Judaism and journalism collide in Tim Franks’ autobiography
Jewish BBC journalist who was Middle East envoy says writing gives him a sense of control in difficult times
Tim Franks arrives for our interview apologising profusely. He is three minutes late. This rather reveals the intensity and precision of a man who now presents Newshour, the flagship show on the BBC World Service, after decades in various foreign postings, notably the Middle East.
It was that role that saw the central themes of his book The Lines We Draw – Judaism and journalism – collide
The occasional conflicts between the two key factors in Franks’ life are clear from the outset. The author recalls undertaking hostile environment training at the BBC during which the trainer advises the group that should they be taken hostage by Islamists they should say they believe in God and be specific about which faith they are part of.
“I’m Jewish.” Franks tells her. “Ah. That’s different,” came the reply.
Indeed it is. And being different was something a young Tim Franks had to get used to. He grew up not in the heart of bustling Jewish life in north-west London, or even in Manchester or Glasgow, but in the tiny community in Birmingham. “There was quite a lot of antisemitism when I was growing up and you sort of kept yourself to yourself,” Franks tells Jewish News.
The journalist and author writes about his family as something of a self-contained unit. None of his grandparents were alive as he grew up “so it was difficult to sort of trace the lines”. A combination of this and journalistic instinct prompted Franks to go back and put together a family tree that begins in not Russia, as he had expected, but in the 1700s in Spain and Constantinople. (There are links to Bevis Marks Synagogue in London too.) The discoveries were “revelatory. It was fascinating,” he says, with the kind of enthusiasm journalists reserve for landing a big scoop.
Not being aware of his family history, nor having these direct links to the past, did not disconnect Franks from his Judaism. He is a regular at shul who says that “Judaism has been phenomenally important to me”. Indeed, he reveals that early on in his BBC career he declined to go to a drinks event for trainees, going to shul for the Rosh Hashanah evening service instead, despite being warned that his absence would be noticed.
His connection to his religion and culture is clear, but writing “deepened my sense” of being part of a wider story, he says.
Franks’ book is all about using that story to tie together his life as a Jew and his life as a journalist. “I think the reason that I was drawn to journalism in the first place… was partly because of the family in which I grew up and the parents that I had, and partly growing up as a as a practising Jew in an in an absolutely minuscule Jewish community,” he reflects
Franks, as one might expect from a highly accomplished broadcaster, is a lucid and engaging person to have a conversation with, although it is clear he is not that comfortable being the interview subject and occasionally shifts into interview mode during our conversation. He is loquacious and remains so even when challenged about the BBC’s alleged bias against Israel, declining to shut the topic down.

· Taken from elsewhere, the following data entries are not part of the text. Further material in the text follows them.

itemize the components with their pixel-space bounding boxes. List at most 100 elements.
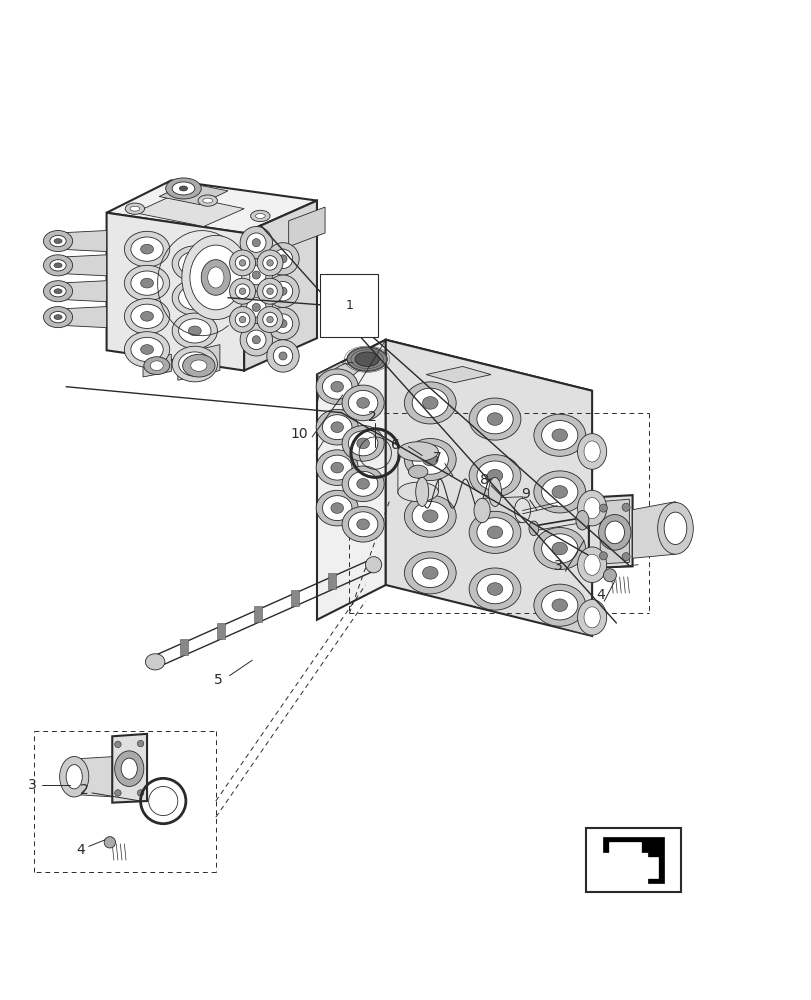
Ellipse shape — [487, 583, 502, 595]
Ellipse shape — [44, 307, 72, 328]
Text: 3: 3 — [553, 559, 562, 573]
Ellipse shape — [341, 426, 384, 461]
Ellipse shape — [469, 568, 521, 610]
Ellipse shape — [348, 512, 377, 537]
Ellipse shape — [356, 438, 369, 449]
Ellipse shape — [551, 599, 567, 612]
Polygon shape — [112, 734, 147, 803]
Ellipse shape — [125, 203, 144, 214]
Polygon shape — [58, 281, 106, 302]
Ellipse shape — [267, 260, 273, 266]
Ellipse shape — [267, 275, 298, 307]
Ellipse shape — [348, 390, 377, 415]
Ellipse shape — [422, 453, 437, 466]
Ellipse shape — [230, 250, 255, 276]
Ellipse shape — [50, 311, 66, 323]
Ellipse shape — [657, 502, 693, 554]
Ellipse shape — [273, 314, 292, 333]
Ellipse shape — [474, 498, 490, 523]
Ellipse shape — [279, 255, 287, 263]
Ellipse shape — [604, 521, 624, 544]
Ellipse shape — [331, 381, 343, 392]
Ellipse shape — [541, 534, 577, 563]
Ellipse shape — [239, 316, 246, 323]
Ellipse shape — [273, 249, 292, 269]
Ellipse shape — [487, 413, 502, 425]
Ellipse shape — [469, 398, 521, 440]
Ellipse shape — [583, 498, 599, 519]
Polygon shape — [599, 499, 629, 564]
Ellipse shape — [150, 361, 163, 371]
Ellipse shape — [191, 360, 207, 371]
Ellipse shape — [583, 554, 599, 575]
Ellipse shape — [422, 510, 437, 522]
Text: 4: 4 — [76, 843, 85, 857]
Text: 5: 5 — [213, 673, 222, 687]
Bar — [585, 828, 680, 892]
Ellipse shape — [404, 382, 456, 424]
Text: 9: 9 — [521, 487, 530, 501]
Polygon shape — [291, 590, 299, 606]
Polygon shape — [58, 255, 106, 276]
Ellipse shape — [59, 757, 88, 797]
Polygon shape — [316, 340, 385, 620]
Polygon shape — [608, 842, 657, 878]
Ellipse shape — [252, 303, 260, 311]
Ellipse shape — [404, 552, 456, 594]
Ellipse shape — [341, 506, 384, 542]
Ellipse shape — [598, 515, 630, 550]
Ellipse shape — [577, 547, 606, 583]
Polygon shape — [632, 502, 675, 558]
Ellipse shape — [356, 478, 369, 489]
Ellipse shape — [255, 214, 265, 218]
Ellipse shape — [397, 442, 438, 461]
Ellipse shape — [397, 482, 438, 502]
Ellipse shape — [145, 654, 165, 670]
Ellipse shape — [54, 315, 62, 320]
Ellipse shape — [165, 178, 201, 199]
Ellipse shape — [404, 495, 456, 537]
Ellipse shape — [251, 210, 270, 222]
Text: 8: 8 — [479, 473, 488, 487]
Ellipse shape — [487, 469, 502, 482]
Ellipse shape — [198, 195, 217, 206]
Polygon shape — [385, 340, 591, 636]
Ellipse shape — [541, 590, 577, 620]
Ellipse shape — [476, 518, 513, 547]
Ellipse shape — [315, 369, 358, 405]
Ellipse shape — [257, 250, 283, 276]
Ellipse shape — [412, 501, 448, 531]
Polygon shape — [106, 180, 316, 233]
Ellipse shape — [240, 259, 272, 291]
Ellipse shape — [130, 206, 139, 211]
Polygon shape — [397, 450, 438, 494]
Polygon shape — [135, 194, 244, 226]
Ellipse shape — [124, 332, 169, 367]
Ellipse shape — [267, 243, 298, 275]
Ellipse shape — [50, 286, 66, 297]
Ellipse shape — [331, 462, 343, 473]
Ellipse shape — [235, 284, 250, 299]
Ellipse shape — [279, 287, 287, 295]
Polygon shape — [178, 345, 220, 380]
Ellipse shape — [663, 512, 686, 545]
Ellipse shape — [50, 235, 66, 247]
Ellipse shape — [322, 415, 351, 440]
Ellipse shape — [178, 319, 211, 343]
Ellipse shape — [575, 511, 588, 530]
Ellipse shape — [348, 431, 377, 456]
Ellipse shape — [235, 312, 250, 327]
Ellipse shape — [137, 790, 144, 796]
Ellipse shape — [131, 271, 163, 295]
Ellipse shape — [190, 245, 242, 310]
Ellipse shape — [267, 288, 273, 294]
Ellipse shape — [124, 231, 169, 267]
Ellipse shape — [551, 486, 567, 498]
Ellipse shape — [131, 304, 163, 328]
Ellipse shape — [240, 324, 272, 356]
Ellipse shape — [178, 352, 211, 376]
Polygon shape — [179, 639, 187, 655]
Ellipse shape — [412, 558, 448, 588]
Ellipse shape — [239, 260, 246, 266]
Ellipse shape — [422, 567, 437, 579]
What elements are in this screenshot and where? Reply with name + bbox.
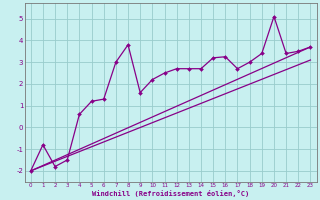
X-axis label: Windchill (Refroidissement éolien,°C): Windchill (Refroidissement éolien,°C) [92, 190, 249, 197]
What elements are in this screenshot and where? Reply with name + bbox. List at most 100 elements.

Instead, the presenter says he does not believe that there is an anti-Israel bias at the corporation and insists he wouldn’t remain there if he did. Unsurprisingly, Franks also declines to criticise colleagues such as Jeremy Bowen, whose reporting on the Gaza war has provoked criticism from many in the community. Whether this is all sincere or Stockholm Syndrome is hard to tell.
While Franks acknowledges that nobody can leave their opinions at the door when they arrive for their shift at Broadcasting House, he believes “most people that I work with also understand that there is a job to do. He adds:
“I’m not an automaton in terms of Gaza. It’s a phenomenally difficult story to tell… It is Ground Zero of that old thing about competing narratives. But our job is to ask the questions and to try and cut through as much of that as possible.”
The “just asking questions” defence is unlikely to dampen the fury felt by vast sections of the Jewish Community who, post October 7, feel the BBC’s coverage of Israel has veered between frustrating and outright dangerous.
So how has the last 20 months been for him as a Jewish journalist? For many of us, it has been exhausting. Franks is more positive. “At least I get to ask questions,” he says. “I think a lot of the arguing that people feel inside and outside the Jewish community is there’s that sort of sense of a complete lack of agency.”
There is undoubtedly something about covering a difficult issue that personally affects you as a journalist – whether it is antisemitism, Israel’s war with Iran or something else – that gives you some semblance of control that others do not have.
Perhaps this is why Tim Franks was so keen to write a book that consolidated both his identity and his family’s history. It gave him a sense of control over his story, something that has not always been possible:
“It was just a fact of being Jewish… especially a Jewish journalist who deals with the Middle East. Lots and lots of people have very strong ideas about what that means both inside the Jewish community and outside the Jewish community. For good, for ill. Whether they think it’s a sort of physical impossibility for me to be a Jew and a journalist.”
Far from being impossible, it makes for the basis of a fascinating story.
The Lines We Draw is published by Bloomsbury, £18.